The flowers arrived Saturday from my son who lives twenty hours away if you drive.  Look at these flowers!!  Fantastic.

Then my grandson gave me a handmade card about 5 by 8 inches with this long note some of which follows:

“Happy Mother’s Day.  I know your not my mom but your my mom’s mom so your a mother so happy mother’s day.  Thank you for giving birth to my mom because if you wouldn’t have, I wouldn’t be alive right now so thanks….Thank you for all the things you do for me.  You always watch me.  Your always nice even when I’m mean and you spoil me.  I love you and happy mother’s day. ”  He is ten.

Then today I received a totally unexpected thank you card with a note from a young man who stayed with me a while last spring just before he graduated from college with an A average.  He was experiencing an extremely painful time then.  His hand written note:  “Happy Mother’s Day!  It has been one year since I graduated from college.  I would never have made it without you!  Thank you for the great help in my most difficult time.  You are the small ray of sunshine that really brings me hope!  Thank you!”  I felt overwhelmed.

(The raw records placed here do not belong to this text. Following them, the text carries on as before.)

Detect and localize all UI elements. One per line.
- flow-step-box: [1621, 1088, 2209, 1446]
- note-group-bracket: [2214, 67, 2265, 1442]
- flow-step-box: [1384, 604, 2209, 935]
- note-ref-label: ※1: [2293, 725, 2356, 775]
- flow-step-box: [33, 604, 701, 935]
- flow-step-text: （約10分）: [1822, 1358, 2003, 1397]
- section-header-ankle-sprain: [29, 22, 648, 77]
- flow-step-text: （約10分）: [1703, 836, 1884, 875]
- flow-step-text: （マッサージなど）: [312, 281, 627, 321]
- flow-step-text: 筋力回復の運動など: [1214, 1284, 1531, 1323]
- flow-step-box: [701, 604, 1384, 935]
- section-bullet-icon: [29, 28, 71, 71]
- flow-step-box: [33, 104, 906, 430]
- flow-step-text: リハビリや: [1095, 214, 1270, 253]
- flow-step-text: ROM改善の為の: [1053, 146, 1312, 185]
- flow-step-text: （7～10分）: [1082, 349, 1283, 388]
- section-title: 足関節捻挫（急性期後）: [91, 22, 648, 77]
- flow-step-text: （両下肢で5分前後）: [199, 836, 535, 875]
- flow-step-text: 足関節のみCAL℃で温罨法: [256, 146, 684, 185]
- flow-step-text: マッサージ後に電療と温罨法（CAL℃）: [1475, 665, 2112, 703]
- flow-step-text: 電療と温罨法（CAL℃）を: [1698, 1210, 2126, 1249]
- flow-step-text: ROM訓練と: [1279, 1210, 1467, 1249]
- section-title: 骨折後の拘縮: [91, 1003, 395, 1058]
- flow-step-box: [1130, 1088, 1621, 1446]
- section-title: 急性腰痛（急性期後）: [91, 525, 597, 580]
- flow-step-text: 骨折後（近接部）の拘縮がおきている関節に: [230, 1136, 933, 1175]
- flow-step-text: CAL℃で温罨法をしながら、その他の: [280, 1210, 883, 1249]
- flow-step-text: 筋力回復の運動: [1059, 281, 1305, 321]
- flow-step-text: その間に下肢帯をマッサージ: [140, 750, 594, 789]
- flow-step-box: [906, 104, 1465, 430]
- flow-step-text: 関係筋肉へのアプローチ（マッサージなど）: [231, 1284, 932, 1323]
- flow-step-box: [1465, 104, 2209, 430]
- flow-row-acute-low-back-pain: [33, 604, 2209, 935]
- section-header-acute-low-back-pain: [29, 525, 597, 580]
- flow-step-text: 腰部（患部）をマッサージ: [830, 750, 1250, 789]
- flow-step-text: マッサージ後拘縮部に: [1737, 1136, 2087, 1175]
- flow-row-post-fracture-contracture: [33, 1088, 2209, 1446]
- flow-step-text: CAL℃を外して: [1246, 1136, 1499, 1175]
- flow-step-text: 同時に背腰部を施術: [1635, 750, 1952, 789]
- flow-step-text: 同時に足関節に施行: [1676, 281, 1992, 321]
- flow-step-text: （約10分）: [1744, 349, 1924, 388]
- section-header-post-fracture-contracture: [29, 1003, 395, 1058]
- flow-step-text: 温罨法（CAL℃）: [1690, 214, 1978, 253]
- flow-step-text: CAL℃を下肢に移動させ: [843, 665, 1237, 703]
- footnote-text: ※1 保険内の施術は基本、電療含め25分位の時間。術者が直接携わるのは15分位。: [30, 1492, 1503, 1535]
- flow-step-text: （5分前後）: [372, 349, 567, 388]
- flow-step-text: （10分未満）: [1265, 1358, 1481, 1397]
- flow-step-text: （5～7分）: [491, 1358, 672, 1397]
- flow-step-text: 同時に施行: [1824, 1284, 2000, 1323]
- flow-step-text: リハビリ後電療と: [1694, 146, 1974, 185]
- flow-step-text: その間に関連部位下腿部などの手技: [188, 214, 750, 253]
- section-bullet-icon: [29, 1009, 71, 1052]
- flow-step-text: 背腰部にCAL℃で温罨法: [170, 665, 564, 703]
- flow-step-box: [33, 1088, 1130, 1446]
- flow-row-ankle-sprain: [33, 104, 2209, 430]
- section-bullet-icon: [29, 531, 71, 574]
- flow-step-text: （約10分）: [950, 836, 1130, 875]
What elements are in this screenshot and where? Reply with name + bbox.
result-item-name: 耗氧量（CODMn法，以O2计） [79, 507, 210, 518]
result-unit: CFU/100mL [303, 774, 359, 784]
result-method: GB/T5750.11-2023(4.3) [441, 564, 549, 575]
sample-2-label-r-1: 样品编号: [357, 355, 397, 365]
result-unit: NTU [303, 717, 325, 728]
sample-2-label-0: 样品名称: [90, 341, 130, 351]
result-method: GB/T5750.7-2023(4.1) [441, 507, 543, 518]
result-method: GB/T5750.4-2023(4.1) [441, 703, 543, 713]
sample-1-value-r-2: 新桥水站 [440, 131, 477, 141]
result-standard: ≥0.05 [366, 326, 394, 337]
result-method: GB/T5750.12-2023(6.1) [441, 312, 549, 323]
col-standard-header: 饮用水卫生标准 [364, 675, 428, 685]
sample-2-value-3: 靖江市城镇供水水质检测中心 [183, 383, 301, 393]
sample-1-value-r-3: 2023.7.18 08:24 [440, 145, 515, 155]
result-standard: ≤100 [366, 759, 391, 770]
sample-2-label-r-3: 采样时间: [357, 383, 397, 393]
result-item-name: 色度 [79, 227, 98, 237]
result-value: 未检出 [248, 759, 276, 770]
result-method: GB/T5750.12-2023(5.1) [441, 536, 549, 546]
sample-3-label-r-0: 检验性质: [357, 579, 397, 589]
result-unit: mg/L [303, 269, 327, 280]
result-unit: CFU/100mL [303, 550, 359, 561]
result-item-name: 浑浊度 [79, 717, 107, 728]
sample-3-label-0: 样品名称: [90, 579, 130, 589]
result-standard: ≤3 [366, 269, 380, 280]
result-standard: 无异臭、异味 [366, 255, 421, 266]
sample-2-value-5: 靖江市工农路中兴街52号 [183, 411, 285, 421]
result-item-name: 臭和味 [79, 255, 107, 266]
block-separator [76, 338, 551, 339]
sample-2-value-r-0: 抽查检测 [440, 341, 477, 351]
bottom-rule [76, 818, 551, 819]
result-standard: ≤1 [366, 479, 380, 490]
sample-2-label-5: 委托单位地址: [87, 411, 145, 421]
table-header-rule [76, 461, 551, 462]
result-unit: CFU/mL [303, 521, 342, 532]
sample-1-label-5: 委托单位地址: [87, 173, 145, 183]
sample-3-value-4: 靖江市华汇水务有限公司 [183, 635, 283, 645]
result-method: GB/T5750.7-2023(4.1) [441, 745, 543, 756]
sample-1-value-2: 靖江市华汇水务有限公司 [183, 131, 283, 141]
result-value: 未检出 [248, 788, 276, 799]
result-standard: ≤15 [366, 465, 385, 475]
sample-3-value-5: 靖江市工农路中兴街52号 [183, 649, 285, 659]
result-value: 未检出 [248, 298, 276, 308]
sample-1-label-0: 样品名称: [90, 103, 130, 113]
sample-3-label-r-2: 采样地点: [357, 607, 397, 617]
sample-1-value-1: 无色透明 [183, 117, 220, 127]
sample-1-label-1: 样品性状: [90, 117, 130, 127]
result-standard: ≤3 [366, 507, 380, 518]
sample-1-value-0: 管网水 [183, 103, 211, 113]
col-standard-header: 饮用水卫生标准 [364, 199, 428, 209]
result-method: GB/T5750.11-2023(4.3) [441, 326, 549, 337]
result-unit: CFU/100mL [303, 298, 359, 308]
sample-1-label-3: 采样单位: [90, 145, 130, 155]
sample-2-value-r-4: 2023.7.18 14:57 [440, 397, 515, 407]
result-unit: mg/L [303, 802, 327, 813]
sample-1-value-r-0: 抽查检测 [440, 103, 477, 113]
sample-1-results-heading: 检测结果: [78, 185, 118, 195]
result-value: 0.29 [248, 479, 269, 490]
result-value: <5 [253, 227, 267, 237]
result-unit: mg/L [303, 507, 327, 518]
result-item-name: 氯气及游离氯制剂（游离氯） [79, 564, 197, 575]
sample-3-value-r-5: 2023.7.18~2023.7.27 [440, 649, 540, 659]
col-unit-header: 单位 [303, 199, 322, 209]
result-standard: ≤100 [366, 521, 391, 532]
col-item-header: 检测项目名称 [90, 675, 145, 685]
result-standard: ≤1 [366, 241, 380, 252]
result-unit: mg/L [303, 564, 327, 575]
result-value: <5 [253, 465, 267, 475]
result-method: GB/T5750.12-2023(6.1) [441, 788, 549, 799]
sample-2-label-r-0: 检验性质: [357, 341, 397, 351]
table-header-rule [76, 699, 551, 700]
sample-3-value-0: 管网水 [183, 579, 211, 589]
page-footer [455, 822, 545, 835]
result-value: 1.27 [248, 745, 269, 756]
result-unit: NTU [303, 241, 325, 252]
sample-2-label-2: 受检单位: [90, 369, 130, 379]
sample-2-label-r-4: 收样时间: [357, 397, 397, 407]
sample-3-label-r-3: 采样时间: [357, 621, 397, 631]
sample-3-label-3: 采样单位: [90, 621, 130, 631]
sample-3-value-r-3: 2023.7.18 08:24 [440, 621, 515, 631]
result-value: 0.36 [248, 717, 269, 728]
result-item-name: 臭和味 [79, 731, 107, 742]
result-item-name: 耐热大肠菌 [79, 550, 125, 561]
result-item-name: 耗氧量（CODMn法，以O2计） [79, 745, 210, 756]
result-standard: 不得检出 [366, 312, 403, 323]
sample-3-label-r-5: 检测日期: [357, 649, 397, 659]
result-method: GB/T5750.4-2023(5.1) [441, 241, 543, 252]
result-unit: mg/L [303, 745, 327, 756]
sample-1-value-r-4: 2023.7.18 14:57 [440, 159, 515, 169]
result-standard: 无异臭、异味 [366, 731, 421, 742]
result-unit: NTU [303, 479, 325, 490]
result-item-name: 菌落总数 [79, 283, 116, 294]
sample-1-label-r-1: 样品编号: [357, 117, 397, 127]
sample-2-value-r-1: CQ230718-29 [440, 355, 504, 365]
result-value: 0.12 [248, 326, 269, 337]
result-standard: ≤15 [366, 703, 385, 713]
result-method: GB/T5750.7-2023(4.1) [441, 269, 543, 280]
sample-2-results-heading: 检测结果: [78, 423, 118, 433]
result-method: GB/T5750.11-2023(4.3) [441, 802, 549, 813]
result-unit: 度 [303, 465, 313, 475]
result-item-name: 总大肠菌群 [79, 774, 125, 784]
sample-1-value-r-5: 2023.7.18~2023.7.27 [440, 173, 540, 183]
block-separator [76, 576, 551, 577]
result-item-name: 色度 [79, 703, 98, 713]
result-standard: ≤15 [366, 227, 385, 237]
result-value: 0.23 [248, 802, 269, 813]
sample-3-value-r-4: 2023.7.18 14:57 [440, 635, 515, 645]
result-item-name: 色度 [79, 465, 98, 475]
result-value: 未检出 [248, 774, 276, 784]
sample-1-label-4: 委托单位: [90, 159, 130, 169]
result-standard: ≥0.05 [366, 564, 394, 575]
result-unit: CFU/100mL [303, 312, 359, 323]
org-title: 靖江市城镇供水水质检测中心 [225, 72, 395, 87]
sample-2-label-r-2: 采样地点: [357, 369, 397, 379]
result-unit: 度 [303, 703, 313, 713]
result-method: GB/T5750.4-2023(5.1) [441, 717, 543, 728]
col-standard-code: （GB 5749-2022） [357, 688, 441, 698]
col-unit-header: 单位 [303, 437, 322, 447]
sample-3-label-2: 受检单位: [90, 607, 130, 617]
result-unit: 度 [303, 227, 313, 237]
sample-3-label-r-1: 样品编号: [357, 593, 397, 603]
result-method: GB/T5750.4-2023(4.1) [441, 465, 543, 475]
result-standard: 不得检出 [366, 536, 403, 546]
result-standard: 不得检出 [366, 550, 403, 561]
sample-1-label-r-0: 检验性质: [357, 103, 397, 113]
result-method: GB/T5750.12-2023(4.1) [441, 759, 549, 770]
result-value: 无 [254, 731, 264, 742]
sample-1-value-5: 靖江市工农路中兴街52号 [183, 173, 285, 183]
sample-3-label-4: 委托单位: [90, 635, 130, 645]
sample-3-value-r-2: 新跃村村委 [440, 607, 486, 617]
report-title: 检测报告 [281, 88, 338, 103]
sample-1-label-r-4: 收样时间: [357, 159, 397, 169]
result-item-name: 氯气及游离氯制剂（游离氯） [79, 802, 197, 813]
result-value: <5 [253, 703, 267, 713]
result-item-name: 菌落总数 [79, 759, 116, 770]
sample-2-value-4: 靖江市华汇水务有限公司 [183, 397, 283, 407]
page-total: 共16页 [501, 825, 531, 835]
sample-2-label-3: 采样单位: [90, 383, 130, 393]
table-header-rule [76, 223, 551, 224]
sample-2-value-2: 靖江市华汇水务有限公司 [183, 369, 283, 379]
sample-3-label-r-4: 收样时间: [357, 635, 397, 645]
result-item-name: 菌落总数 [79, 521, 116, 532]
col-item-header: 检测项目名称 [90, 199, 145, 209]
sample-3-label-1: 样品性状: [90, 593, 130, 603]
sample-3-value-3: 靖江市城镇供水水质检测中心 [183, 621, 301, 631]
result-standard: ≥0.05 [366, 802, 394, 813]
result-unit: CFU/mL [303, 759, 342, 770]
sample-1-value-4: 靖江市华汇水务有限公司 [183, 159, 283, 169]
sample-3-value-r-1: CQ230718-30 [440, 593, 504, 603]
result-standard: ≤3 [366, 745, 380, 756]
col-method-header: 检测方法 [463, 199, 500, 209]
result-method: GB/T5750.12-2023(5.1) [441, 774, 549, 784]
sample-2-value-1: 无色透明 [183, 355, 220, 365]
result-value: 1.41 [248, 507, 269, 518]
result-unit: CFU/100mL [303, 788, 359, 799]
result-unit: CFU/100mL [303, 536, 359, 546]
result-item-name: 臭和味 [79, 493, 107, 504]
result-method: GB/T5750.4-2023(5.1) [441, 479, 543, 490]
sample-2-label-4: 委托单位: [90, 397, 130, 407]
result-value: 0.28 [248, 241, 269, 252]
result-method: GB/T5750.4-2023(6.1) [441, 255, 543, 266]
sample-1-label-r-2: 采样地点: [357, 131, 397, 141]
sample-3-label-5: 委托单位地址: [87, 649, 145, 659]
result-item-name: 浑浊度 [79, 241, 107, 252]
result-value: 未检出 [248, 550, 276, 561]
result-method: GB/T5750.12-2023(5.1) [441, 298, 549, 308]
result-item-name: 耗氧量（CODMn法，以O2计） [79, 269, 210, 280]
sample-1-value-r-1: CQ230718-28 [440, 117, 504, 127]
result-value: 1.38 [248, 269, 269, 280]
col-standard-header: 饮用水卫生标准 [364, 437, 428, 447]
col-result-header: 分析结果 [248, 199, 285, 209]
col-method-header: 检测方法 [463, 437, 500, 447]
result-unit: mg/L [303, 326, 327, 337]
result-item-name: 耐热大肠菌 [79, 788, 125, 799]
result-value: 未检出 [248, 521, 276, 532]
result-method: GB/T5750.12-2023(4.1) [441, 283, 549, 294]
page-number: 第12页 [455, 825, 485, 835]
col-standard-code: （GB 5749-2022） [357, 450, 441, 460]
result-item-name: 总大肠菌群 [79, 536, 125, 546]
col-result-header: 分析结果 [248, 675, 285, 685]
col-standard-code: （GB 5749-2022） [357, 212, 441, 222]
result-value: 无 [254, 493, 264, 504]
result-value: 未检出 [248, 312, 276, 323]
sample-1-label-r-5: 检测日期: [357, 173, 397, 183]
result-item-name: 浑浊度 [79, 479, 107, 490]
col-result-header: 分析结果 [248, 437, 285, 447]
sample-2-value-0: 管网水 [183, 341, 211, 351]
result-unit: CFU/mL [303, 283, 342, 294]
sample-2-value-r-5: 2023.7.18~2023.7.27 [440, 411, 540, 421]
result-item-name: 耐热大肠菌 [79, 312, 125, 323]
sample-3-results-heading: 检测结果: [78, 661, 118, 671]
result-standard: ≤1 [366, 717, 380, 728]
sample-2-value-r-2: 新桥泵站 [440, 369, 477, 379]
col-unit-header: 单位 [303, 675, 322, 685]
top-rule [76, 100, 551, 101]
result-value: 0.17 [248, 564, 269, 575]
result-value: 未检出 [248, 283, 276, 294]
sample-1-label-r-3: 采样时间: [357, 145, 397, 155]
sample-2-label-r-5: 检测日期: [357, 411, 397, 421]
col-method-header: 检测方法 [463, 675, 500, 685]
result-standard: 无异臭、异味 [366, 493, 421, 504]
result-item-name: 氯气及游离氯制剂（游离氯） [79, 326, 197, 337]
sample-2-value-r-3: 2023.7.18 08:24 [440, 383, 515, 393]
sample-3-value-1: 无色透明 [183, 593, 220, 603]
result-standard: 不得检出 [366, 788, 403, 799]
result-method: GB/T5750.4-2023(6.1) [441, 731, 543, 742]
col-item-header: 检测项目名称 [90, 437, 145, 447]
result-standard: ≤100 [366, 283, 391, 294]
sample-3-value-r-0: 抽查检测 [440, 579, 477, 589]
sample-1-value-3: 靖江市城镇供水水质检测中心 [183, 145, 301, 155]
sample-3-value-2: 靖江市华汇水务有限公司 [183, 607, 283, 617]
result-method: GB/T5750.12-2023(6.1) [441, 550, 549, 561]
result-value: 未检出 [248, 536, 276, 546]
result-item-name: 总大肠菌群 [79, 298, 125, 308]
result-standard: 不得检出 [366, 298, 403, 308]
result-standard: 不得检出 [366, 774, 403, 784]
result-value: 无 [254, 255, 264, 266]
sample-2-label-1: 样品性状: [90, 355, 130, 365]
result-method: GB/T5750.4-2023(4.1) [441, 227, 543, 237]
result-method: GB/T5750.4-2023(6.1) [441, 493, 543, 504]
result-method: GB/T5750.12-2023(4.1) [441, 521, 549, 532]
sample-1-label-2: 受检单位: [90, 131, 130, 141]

The bottle in front of the flowers above is Versace perfume–Mother’s Day present from my daughter.

 

 

Mother, Barbara Lewis Duke


Mom was tiny, tough, and pretty.  She acquired the name Lewis because my grandparents had hoped for a boy and, for reasons I do not know, wanted a child named Lewis.  My grandparents named her younger brother Louis.  The following poem about my mother is one of the prose poems in my new book of poetry, On the Rim of Wonder, published last month by Uno Mundo Press.  Currently you can purchase it from Amazon or if you are in Amarillo, at Hastings on Georgia.  Shortly, it will be available on Kindle and signed copies can be ordered from me.

 

Barbie Doll

 

Barbara Lewis Duke, pretty, petite, blue-eyed and blond, my mother, one

fearless, controlling woman.  Long after Mom’s death, Dad said, “Barbara was

afraid of absolutely no one and nothing”.  They married late:  34 and 38.  He

adored her unconditionally.  She filled my life with horses, music, love,

cornfields, hayrides, books, ambition.  Whatever she felt she had missed,

my sister and I were going to possess:  books, piano lessons, a college education.

Her father, who died long before I was born, loved fancy, fast horses.  So did she.

During my preschool, croupy years, she quieted my hysterical night coughing

with stories of run away horses pulling her in a wagon.  With less than one hundred

pounds and lots of determination, she stopped them, a tiny Barbie Doll flying

across the Missouri River Bottom, strong, willful, free.